Electrochemical membrane cell for NH3 synthesis from N2 and H2O by electrolysis at 200 to 250 °C using a Ru catalyst, hydrogen-permeable Pd membrane and phosphate-based electrolyte

Abstract

Ammonia (NH₃) is an energy carrier that can be synthesized from nitrogen and water using electricity generated from renewable sources. The present work investigated NH₃ synthesis using an electrochemical system with the structure of Ru/Cs⁺/MgO|Pd–Ag|CsH₂PO₄/SiP₂O₇|Pt and operating at 200 to 250 °C. In this system, the NH₃ being generated is isolated from the CsH₂PO₄/SiP₂O₇ electrolyte by the hydrogen-permeable Pd–Ag membrane, resulting in the production of dry NH₃. A maximum NH₃ synthesis rate of 0.90 nmol s⁻¹ cm⁻² was obtained from the cathode at the Ru/Cs⁺/MgO|Pd–Ag side at a current density of 10 mA cm⁻², temperature of 250 °C and N₂ flow rate of 3 cm³ min⁻¹ as converted to standard temperature and pressure.
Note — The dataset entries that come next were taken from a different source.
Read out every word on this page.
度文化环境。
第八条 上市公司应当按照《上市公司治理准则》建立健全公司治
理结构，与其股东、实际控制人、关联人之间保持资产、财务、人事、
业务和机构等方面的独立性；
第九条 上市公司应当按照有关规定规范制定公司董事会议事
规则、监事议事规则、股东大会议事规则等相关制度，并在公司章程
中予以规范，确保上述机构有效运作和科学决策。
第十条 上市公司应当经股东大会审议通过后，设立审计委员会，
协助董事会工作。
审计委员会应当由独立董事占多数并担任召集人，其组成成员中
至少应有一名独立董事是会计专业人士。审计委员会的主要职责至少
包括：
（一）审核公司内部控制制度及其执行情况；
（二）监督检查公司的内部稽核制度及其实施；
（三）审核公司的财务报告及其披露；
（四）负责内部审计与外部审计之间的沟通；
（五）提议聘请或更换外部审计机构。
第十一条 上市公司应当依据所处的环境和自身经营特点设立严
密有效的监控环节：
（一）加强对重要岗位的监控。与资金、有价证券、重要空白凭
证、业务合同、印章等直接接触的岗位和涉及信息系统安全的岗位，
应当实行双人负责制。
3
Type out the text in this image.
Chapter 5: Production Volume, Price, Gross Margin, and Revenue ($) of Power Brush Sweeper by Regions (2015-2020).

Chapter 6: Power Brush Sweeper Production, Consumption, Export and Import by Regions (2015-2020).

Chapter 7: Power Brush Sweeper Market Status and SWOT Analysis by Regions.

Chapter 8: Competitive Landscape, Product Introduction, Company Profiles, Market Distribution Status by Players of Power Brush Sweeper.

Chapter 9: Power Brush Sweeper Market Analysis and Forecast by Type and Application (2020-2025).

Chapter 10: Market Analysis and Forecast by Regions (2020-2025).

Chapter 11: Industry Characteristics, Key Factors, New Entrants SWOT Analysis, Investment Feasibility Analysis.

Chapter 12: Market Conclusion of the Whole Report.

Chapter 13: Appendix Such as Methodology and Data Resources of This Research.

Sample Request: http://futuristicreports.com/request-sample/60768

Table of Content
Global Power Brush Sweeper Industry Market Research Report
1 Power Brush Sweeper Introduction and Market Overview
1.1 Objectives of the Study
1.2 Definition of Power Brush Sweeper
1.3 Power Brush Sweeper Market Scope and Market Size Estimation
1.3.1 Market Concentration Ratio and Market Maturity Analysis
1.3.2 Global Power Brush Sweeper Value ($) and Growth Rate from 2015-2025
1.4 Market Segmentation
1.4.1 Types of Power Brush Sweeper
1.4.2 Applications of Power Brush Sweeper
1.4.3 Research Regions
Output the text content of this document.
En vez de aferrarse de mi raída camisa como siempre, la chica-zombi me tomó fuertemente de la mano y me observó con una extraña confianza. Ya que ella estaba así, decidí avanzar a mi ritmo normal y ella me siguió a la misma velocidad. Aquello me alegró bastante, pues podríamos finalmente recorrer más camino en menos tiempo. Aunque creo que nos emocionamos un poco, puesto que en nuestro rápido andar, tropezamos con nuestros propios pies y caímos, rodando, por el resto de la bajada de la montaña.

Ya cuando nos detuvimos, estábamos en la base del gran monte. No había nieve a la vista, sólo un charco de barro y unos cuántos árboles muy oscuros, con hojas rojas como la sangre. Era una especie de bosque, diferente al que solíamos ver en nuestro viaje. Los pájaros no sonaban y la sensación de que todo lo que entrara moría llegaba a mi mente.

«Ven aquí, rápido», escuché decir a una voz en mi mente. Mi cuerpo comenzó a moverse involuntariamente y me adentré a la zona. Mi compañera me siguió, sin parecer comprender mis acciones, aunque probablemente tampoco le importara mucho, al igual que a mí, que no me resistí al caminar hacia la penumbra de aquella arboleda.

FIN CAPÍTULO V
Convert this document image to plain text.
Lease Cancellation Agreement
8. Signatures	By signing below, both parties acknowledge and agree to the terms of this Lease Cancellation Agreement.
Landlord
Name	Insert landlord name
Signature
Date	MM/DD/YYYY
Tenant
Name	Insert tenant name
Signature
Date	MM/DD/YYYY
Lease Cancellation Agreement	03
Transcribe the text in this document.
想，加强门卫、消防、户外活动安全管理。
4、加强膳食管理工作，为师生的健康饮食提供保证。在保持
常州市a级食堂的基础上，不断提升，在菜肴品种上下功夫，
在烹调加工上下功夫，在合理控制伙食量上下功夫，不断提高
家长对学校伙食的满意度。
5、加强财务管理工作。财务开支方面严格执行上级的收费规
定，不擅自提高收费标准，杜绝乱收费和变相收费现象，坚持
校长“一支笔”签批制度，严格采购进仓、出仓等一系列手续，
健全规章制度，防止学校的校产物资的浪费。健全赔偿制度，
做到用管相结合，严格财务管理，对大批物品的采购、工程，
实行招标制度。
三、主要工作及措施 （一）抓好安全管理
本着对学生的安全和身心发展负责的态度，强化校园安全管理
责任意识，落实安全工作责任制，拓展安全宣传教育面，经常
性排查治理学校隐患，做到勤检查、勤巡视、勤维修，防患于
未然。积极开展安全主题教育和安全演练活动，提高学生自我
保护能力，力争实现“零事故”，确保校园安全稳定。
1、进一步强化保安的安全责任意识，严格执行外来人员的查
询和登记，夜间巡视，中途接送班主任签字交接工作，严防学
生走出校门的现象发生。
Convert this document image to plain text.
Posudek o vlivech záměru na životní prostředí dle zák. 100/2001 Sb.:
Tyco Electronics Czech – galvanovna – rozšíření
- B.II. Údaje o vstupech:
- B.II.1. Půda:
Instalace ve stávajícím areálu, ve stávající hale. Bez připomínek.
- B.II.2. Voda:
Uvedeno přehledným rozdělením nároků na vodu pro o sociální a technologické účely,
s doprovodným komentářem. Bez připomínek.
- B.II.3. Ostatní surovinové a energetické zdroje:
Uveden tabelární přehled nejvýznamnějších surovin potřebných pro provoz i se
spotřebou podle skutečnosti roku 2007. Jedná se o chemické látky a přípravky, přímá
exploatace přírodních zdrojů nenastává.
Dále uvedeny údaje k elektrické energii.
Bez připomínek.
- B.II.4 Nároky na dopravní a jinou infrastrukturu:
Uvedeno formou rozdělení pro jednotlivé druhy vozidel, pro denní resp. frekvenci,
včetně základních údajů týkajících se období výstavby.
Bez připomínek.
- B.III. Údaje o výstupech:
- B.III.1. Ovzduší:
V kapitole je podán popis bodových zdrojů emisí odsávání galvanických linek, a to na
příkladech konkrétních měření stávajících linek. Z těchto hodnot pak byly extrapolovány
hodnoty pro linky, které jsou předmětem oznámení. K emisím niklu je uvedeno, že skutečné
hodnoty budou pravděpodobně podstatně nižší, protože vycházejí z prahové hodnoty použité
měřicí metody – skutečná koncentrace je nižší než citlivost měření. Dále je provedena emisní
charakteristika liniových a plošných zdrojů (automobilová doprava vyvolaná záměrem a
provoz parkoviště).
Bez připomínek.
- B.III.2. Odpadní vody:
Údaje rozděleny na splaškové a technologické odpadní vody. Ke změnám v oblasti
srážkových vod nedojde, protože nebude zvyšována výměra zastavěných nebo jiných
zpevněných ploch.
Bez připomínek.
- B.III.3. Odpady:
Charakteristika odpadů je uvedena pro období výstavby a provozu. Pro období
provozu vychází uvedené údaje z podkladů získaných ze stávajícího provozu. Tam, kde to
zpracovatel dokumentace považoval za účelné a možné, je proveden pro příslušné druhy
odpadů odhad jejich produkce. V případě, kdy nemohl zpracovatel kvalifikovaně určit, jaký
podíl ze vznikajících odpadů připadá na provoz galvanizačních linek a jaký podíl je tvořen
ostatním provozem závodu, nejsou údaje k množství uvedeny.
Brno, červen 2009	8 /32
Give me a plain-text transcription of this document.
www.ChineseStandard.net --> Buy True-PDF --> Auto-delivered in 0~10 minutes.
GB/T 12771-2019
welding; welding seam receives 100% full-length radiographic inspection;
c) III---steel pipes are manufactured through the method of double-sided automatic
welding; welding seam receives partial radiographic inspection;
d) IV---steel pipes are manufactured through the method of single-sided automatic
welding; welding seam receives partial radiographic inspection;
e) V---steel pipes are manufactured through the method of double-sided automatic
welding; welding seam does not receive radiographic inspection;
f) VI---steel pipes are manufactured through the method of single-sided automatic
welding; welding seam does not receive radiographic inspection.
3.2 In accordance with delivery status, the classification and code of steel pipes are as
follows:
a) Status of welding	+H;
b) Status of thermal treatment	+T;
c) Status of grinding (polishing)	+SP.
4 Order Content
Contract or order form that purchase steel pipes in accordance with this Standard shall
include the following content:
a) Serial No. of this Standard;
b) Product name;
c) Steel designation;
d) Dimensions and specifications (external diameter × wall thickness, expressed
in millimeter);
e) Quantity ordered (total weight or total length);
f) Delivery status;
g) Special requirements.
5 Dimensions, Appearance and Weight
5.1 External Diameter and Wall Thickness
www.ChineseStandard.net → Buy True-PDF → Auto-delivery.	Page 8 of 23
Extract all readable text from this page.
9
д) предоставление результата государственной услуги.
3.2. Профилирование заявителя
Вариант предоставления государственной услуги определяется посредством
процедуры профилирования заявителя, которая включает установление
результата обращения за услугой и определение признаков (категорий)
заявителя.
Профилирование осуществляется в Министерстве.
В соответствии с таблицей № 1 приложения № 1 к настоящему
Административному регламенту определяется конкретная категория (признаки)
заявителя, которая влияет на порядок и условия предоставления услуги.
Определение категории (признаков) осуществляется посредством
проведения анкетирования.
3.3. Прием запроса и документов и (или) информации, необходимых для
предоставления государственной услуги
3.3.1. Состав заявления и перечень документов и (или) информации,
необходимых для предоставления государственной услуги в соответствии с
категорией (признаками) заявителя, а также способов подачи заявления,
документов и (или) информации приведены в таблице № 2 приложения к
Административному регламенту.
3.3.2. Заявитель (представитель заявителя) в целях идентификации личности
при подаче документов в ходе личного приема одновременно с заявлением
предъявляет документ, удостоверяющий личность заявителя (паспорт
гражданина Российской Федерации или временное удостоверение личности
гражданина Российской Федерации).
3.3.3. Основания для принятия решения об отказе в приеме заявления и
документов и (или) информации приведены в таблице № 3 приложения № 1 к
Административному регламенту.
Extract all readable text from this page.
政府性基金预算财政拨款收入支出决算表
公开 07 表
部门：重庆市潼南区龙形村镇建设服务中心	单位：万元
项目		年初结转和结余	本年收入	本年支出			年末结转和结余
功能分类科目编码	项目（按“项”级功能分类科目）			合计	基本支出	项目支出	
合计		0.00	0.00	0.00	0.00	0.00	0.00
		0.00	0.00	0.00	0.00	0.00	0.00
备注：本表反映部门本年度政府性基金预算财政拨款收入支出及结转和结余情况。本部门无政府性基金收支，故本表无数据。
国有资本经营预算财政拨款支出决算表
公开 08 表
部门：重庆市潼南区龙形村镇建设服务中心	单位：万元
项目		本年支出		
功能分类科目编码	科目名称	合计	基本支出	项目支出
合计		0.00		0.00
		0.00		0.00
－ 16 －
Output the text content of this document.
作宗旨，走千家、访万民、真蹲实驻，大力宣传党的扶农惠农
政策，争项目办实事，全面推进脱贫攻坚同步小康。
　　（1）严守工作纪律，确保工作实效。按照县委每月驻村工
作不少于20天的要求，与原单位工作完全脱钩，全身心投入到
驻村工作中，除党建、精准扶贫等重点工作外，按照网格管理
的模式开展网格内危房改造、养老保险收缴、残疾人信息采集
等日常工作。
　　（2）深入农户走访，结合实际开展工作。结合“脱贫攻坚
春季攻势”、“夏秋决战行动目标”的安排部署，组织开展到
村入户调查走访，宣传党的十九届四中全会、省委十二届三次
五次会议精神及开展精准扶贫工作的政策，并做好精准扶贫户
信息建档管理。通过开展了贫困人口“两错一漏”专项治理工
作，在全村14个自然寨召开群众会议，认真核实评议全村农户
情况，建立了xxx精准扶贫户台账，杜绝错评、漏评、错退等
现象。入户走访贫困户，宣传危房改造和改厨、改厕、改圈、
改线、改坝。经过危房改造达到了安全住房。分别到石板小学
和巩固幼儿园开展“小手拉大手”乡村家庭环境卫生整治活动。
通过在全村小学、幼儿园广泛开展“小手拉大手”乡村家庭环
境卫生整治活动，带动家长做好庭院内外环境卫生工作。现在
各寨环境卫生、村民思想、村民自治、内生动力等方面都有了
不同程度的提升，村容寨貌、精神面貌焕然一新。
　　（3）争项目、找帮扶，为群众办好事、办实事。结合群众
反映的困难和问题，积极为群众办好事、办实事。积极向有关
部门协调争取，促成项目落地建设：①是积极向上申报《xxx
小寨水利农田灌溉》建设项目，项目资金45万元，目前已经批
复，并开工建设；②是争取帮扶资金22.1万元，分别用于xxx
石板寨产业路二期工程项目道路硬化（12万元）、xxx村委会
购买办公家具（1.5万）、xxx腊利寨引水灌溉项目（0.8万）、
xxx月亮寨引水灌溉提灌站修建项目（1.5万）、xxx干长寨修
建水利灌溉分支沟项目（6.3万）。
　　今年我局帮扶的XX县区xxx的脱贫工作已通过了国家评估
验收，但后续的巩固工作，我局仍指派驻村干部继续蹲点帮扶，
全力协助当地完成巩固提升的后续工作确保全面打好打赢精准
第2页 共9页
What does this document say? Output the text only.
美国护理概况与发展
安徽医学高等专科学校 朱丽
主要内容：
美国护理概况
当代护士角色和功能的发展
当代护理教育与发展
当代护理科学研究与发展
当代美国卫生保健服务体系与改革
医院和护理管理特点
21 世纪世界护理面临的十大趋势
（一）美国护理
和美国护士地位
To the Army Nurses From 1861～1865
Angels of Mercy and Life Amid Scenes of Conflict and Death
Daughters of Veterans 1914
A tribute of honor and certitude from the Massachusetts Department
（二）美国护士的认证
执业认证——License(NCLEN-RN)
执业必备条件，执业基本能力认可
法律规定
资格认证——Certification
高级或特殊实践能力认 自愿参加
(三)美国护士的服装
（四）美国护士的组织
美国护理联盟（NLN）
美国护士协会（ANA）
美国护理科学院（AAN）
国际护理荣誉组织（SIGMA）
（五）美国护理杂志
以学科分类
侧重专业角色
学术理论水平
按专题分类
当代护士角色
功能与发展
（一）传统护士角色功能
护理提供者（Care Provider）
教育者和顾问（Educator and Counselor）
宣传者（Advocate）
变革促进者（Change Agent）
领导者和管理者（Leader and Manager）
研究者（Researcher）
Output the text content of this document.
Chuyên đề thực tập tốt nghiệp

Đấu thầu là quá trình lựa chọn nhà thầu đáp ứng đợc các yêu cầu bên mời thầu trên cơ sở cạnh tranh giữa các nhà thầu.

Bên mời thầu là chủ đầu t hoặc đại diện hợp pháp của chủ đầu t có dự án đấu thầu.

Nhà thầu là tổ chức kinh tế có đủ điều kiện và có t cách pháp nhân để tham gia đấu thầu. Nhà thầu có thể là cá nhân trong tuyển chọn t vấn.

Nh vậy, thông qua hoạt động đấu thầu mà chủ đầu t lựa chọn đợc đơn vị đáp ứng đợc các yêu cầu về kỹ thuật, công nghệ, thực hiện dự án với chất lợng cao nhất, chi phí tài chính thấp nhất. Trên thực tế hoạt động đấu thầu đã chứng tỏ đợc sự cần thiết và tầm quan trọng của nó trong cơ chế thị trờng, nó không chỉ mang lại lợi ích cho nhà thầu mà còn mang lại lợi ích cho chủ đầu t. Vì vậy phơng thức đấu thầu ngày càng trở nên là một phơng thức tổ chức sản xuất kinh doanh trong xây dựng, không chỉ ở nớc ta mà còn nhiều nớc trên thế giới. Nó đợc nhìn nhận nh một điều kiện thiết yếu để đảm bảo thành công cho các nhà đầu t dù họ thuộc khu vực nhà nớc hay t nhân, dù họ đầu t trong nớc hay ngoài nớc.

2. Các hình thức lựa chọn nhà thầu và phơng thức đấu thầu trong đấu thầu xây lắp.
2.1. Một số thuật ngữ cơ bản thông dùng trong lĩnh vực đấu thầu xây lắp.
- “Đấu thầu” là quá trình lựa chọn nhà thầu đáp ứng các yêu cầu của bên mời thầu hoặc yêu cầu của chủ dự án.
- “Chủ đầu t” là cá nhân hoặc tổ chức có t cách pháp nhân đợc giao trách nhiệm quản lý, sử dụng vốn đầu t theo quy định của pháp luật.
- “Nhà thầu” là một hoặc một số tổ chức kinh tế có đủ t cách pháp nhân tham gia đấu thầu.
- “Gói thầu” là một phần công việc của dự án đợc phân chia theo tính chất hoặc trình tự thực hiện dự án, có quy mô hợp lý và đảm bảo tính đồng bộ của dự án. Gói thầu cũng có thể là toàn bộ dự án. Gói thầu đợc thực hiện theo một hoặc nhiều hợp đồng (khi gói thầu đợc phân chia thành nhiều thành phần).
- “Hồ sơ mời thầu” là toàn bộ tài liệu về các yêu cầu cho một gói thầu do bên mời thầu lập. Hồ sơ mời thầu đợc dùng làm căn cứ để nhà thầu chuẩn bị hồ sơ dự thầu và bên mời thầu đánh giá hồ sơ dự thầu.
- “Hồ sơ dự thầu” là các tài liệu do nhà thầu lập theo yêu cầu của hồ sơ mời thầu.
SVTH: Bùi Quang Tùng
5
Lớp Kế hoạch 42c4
Deviations in the NH₃ production rate from the theoretical amounts predicted by Arrhenius plots were observed at temperatures approaching 250 °C, possibly because the reaction approached equilibrium. A current efficiency for NH₃ production of 2.6% was obtained, with the remainder of the current consumed during H₂ generation. The apparent activation energies for the NH₃ synthesis were 69 and 93 kJ mol⁻¹ at 3.2 and 10 mA cm⁻², respectively. These values are significantly lower than that reported for conventional NH₃ synthesis from nitrogen and hydrogen (139 kJ mol⁻¹) over the same catalyst in this cell. The optimum N₂ flow rates were approximately 0.5 and 5 cm³ min⁻¹ at 3.2 and 10 mA cm⁻², respectively, representing nitrogen amounts approximately 42 times the stoichiometric quantities. The provision of an excess of N₂ is believed to reduce the suppression of N₂ activation by so-called hydrogen poisoning of the catalyst.